Toujours perplexe et un peu effrayé, je gagnai Tottenham Court Road par Euston Road, sans remarquer quel chemin je prenais, car, d’habitude, je coupais à travers le réseau de petites rues environnantes. En tournant dans University Street, je constatai que j’avais oublié le numéro de ma maison. Il me fallut un violent effort de mémoire pour être certain que c’était le 11, et, même alors, j’eus l’impression qu’un inconnu me l’avait soufflé. J’essayai de raffermir mes idées en évoquant les incidents du dîner, et, quoi que je fisse, il me fut impossible de me rappeler les traits de mon hôte. Je ne le voyais qu’en contours vagues, comme on s’aperçoit dans une vitre.
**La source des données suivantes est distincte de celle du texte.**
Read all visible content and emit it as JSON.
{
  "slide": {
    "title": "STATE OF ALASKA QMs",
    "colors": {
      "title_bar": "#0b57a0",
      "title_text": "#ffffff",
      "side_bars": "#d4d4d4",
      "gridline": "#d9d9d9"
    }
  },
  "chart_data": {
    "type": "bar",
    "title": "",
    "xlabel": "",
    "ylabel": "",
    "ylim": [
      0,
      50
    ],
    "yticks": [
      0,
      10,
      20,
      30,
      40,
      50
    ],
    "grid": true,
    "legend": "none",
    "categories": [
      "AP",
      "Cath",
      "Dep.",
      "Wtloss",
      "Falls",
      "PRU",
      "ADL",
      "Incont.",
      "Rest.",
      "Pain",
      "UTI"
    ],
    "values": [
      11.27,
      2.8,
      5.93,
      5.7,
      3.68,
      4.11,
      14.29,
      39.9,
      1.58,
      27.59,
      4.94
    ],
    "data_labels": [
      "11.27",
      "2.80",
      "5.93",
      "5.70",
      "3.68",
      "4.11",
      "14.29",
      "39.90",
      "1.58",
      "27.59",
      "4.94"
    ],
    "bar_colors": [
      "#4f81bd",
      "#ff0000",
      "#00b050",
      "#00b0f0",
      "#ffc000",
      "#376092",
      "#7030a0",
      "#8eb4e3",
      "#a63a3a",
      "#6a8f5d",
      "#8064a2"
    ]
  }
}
À sa place, je distinguais, devant une table, une image de moi-même, rouge, loquace et les yeux brillants.

– Ça devient insupportable. Il faut que je prenne cette autre poudre, – pensai-je.

Je cherchais mon chandelier et les allumettes du côté du vestibule où il n’y avait aucun meuble, et je ne savais plus à quel étage je demeurais.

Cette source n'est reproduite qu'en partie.